This is the code repository for the paper:
ProjectedEx: Enhancing Generation in Explainable AI for Prostate Cancer
Xuyin Qi*, Zeyu Zhang*†, Aaron Berliano Handoko*, Huazhan Zheng, Mingxi Chen, Ta Duc Huy, Vu Minh Hieu Phan, Lei Zhang, Linqi Cheng, Shiyu Jiang, Zhiwei Zhang, Zhibin Liao, Yang Zhao#, Minh-Son To
*Equal contribution. †Project lead. #Corresponding author.
CBMS 2025
presentation_compressed_10mb.mp4
If you’d like to learn more about our paper, be sure to check out this youtube video on the Open Life Science AI channel.
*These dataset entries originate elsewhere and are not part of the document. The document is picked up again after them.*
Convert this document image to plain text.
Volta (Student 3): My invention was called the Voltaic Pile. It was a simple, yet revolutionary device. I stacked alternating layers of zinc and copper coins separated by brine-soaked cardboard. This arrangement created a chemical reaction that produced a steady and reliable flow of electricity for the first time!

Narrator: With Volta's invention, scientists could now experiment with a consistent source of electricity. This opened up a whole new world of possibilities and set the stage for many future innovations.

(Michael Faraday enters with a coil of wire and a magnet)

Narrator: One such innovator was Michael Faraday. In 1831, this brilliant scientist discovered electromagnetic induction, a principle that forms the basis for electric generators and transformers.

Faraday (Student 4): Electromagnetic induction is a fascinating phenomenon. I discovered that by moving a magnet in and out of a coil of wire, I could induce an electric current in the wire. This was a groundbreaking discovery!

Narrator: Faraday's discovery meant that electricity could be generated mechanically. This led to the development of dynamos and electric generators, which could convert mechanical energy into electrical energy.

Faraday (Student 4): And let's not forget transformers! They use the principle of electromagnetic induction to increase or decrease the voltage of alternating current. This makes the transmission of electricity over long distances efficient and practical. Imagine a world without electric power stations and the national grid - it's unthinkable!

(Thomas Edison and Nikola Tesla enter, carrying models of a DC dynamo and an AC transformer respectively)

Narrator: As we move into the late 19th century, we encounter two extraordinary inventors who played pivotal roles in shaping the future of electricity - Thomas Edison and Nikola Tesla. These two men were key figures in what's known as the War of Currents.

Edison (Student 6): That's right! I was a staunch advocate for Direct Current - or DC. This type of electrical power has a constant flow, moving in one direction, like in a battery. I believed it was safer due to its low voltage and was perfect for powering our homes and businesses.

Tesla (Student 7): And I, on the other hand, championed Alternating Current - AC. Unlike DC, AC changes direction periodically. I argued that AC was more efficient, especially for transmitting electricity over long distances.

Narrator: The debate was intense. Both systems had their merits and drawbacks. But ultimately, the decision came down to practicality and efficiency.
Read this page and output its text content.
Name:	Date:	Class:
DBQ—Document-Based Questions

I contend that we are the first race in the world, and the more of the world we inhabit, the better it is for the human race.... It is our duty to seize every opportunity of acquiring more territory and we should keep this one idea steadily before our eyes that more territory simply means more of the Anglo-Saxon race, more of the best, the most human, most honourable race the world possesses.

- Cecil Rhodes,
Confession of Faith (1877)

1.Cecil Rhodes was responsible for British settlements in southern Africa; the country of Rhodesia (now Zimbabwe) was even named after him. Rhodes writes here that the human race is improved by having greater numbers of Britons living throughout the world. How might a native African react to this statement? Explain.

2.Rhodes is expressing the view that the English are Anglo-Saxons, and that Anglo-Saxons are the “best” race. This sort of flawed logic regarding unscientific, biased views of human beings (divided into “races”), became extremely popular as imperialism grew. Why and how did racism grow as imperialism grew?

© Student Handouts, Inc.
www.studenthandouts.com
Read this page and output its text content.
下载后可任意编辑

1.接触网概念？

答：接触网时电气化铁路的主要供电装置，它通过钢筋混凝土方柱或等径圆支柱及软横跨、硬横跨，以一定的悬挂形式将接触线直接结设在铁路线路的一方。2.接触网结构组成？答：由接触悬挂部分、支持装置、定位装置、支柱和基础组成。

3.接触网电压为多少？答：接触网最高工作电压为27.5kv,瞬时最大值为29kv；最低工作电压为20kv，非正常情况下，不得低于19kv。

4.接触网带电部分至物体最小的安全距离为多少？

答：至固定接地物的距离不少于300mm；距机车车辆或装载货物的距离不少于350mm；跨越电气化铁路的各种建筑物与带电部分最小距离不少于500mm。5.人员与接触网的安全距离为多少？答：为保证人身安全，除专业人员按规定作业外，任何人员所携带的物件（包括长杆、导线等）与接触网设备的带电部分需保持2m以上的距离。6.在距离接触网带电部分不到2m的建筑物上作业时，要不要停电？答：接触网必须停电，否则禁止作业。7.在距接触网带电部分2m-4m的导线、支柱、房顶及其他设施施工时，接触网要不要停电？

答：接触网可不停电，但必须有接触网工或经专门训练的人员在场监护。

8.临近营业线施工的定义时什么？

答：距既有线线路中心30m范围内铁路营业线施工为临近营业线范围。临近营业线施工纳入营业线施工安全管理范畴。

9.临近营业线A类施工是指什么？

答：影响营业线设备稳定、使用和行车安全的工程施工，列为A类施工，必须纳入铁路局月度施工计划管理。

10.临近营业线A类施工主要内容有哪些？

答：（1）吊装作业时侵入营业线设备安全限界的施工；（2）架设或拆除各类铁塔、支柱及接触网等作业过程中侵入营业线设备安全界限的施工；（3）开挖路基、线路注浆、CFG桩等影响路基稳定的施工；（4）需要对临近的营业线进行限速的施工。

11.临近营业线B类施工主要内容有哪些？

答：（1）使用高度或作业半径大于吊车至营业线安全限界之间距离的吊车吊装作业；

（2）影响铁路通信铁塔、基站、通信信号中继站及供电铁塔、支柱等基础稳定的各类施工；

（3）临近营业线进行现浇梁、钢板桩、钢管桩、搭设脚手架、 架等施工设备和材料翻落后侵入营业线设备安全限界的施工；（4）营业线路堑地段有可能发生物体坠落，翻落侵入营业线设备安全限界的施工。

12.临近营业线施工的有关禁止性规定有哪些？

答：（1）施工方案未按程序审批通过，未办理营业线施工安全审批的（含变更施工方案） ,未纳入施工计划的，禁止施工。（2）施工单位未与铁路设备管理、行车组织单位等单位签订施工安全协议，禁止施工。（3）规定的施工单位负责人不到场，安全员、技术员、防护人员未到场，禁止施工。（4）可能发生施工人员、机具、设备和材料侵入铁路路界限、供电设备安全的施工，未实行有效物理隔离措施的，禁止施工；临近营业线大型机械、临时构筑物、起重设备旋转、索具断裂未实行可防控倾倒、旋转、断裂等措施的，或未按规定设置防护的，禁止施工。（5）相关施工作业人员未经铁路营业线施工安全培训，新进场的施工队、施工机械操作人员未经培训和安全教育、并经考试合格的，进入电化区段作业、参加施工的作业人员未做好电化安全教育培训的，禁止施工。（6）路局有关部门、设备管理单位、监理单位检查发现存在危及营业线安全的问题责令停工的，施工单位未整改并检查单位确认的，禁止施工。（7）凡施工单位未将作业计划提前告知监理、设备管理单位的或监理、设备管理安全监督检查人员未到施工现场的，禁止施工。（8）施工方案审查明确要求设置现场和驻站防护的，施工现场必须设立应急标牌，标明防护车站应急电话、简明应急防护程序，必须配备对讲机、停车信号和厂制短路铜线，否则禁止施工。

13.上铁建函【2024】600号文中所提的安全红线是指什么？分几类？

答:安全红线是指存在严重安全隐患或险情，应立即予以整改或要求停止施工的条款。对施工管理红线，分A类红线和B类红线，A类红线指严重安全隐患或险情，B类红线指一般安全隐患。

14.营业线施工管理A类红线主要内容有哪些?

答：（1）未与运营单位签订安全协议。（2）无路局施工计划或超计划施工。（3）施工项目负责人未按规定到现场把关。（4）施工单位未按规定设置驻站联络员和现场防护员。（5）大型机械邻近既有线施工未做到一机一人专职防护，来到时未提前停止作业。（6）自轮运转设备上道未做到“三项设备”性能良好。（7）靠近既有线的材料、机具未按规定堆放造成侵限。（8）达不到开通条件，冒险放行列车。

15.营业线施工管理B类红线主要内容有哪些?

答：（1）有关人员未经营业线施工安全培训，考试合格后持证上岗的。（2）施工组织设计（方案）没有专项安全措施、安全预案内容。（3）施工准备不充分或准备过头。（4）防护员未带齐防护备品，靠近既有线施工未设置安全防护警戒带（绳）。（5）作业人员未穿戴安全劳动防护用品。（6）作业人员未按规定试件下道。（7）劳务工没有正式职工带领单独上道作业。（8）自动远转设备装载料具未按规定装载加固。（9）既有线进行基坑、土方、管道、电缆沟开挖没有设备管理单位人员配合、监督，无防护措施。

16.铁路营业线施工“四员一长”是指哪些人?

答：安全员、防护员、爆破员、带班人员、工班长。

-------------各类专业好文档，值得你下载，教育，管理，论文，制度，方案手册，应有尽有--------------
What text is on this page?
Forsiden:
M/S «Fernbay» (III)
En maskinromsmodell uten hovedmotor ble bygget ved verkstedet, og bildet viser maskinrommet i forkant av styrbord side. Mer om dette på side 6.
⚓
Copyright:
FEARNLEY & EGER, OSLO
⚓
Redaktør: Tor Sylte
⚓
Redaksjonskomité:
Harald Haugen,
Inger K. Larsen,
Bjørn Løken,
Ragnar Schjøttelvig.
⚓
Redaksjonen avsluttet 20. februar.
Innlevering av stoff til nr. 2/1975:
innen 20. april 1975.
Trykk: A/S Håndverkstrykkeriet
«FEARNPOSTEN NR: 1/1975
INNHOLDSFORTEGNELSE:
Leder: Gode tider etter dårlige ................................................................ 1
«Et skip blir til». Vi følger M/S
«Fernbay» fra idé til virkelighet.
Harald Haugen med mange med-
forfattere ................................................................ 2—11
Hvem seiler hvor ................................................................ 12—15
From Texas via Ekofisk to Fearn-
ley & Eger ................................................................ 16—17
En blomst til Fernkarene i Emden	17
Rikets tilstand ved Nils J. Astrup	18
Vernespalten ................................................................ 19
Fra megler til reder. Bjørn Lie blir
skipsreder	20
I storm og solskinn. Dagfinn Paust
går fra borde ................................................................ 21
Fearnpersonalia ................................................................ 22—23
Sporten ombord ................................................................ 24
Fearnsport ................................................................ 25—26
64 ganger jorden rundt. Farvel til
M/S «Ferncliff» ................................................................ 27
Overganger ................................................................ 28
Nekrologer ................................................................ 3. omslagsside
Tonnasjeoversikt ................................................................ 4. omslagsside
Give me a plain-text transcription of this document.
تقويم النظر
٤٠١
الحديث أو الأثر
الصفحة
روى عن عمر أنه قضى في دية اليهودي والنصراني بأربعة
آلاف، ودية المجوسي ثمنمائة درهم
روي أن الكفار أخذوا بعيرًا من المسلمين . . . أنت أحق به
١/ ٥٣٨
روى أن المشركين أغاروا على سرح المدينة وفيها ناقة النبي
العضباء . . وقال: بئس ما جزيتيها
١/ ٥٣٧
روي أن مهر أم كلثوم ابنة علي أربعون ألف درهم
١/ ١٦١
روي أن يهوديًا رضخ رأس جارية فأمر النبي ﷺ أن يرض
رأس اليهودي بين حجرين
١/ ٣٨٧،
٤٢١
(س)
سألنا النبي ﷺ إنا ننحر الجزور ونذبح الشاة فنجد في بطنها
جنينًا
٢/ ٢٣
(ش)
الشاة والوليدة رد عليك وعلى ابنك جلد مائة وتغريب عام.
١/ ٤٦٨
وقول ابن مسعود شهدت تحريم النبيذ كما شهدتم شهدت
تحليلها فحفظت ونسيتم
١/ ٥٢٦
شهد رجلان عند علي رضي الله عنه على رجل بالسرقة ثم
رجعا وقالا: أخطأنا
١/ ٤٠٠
@article{qi2025projectedex,
title={ProjectedEx: Enhancing Generation in Explainable AI for Prostate Cancer},
author={Qi, Xuyin and Zhang, Zeyu and Handoko, Aaron Berliano and Zheng, Huazhan and Chen, Mingxi and Huy, Ta Duc and Phan, Vu Minh Hieu and Zhang, Lei and Cheng, Linqi and Jiang, Shiyu and others},
journal={arXiv preprint arXiv:2501.01392},
year={2025}
}
Prostate cancer, a growing global health concern,
necessitates precise diagnostic tools, with Magnetic Resonance
Imaging (MRI) offering high-resolution soft tissue imaging that
significantly enhances diagnostic accuracy. Recent advancements
in explainable AI and representation learning have significantly
improved prostate cancer diagnosis by enabling automated and
precise lesion classification. However, existing explainable AI
methods, particularly those based on frameworks like generative
adversarial networks (GANs), are predominantly developed for
natural image generation, and their application to medical
imaging often leads to suboptimal performance due to the unique
characteristics and complexity of medical image. To address
these challenges, our paper introduces three key contributions.
First, we propose ProjectedEx, a generative framework that
provides interpretable, multi-attribute explanations, effectively
linking medical image features to classifier decisions. Second, we
enhance the encoder module by incorporating feature pyramids,
which enables multiscale feedback to refine the latent space and
improves the quality of generated explanations. Additionally, we
conduct comprehensive experiments on both the generator and
classifier, demonstrating the clinical relevance and effectiveness
of ProjectedEx in enhancing interpretability and supporting the
adoption of AI in medical settings.
Overview of the proposed network.
for easy use:
docker pull qiyi007/prostateca1:latest
The dataset should be organized as follows:
data
└── ProstateCa
├── train
│ ├── 1.jpg
│ ├── 2.jpg
│ ├── ...
└── valid
├── ...
Modify the parameters and run:
python cli.py
First use run_attfind_combined.ipynb to find the top 4 coordinators which have the most impact on classifer output.
Then use all_results_notebook.ipynb to visualize.